A similarly intrepid spirit marks the couple's approach to collecting. Over four decades, with more pluck and imagination than formal guidance, the Hubers assembled one of this country's major private collections of Spanish and Portuguese colonial paintings, sculpture, and silver, much of it made in the South American viceroyalties of Peru and Rio de la Plata prior to 1820. Timing, as Richard says, is everything. Eager to redress past oversights in their collections and present a more balanced view of cultural influences in the New World, American museums are driving the growing interest in Latin American art. "The 1990s marked a new golden age for the field, with several very informative shows that brought colonial art to a wider audience," says Joseph J. Rishel, the Philadelphia Museum of Art's senior curator of European painting, who organized the 2006-2007 traveling exhibition The Arts in Latin America, 1492-1820 and is supervising the museum's forthcoming show of the Huber collection.
The Hubers' first purchase, in 1973, foreshadowed the adventure to come. "We were visiting Sucre, Bolivia, and heard about a woman with a colonial era reverse painting on glass for sale. We went to her house that evening and bought it for $100," Richard recalls. Dating to the late eighteenth century and still housed in its original frame, the work, possibly by a skillful amateur, depicts Saint Augustine in the company of other theologians (Fig. 2).

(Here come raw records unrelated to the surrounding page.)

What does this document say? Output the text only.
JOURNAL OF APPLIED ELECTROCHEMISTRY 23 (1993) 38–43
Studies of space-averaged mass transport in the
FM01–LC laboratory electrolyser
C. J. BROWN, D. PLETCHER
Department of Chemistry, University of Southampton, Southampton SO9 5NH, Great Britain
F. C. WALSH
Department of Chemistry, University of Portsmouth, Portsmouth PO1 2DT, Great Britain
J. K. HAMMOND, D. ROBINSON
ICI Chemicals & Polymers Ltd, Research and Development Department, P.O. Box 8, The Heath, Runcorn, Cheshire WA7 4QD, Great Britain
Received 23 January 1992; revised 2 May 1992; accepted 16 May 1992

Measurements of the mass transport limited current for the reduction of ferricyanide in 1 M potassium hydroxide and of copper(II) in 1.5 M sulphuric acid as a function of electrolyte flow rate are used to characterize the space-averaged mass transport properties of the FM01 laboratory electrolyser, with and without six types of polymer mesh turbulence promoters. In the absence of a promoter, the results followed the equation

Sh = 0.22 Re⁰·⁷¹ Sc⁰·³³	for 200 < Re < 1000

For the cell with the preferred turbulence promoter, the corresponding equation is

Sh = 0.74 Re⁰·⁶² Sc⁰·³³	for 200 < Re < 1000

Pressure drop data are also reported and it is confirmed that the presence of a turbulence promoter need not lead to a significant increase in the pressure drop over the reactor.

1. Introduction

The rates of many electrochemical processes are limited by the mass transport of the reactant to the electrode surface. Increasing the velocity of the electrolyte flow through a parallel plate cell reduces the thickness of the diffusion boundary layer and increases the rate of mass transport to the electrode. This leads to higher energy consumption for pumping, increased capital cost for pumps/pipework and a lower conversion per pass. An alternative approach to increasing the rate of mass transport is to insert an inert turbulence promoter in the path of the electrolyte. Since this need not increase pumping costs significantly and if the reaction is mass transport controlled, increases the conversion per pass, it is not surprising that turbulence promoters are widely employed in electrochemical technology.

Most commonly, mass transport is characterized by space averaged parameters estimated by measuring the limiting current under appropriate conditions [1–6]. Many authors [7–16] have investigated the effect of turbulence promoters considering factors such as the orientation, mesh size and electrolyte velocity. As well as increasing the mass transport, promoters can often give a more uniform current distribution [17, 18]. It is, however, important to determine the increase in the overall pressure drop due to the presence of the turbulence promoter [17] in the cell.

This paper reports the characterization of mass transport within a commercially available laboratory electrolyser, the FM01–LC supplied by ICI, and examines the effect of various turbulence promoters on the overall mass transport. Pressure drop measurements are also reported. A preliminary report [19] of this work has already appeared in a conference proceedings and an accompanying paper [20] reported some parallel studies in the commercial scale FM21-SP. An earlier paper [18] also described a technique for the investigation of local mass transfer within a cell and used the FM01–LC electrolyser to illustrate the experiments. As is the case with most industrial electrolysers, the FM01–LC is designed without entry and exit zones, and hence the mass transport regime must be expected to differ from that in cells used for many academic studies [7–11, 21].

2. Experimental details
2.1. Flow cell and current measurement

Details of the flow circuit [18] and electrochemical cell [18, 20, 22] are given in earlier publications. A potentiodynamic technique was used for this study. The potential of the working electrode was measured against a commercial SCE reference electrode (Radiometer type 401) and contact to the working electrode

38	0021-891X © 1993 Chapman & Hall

Like the explorer Alexander von Humboldt (1769-1859), who documented every detail of his travels in Latin America between 1799 and 1804, the Hubers have created a pictorial record of their South America sojourns. Reared in North Carolina and educated at Harvard, Richard leapt at the opportunity to work in Buenos Aires, where the Bank of Boston transferred him in 1962. After a brief return to Boston, the family moved to São Paulo in 1967. "I couldn't wait to get back to South America," says Roberta, a petite, Massachusetts-born blonde whose energetic pace matches that of her husband. Richard's career later took them to Rio de Janeiro, Tokyo, New York, Chicago, and Hartford, where he retired as Aetna's chief executive in 2000.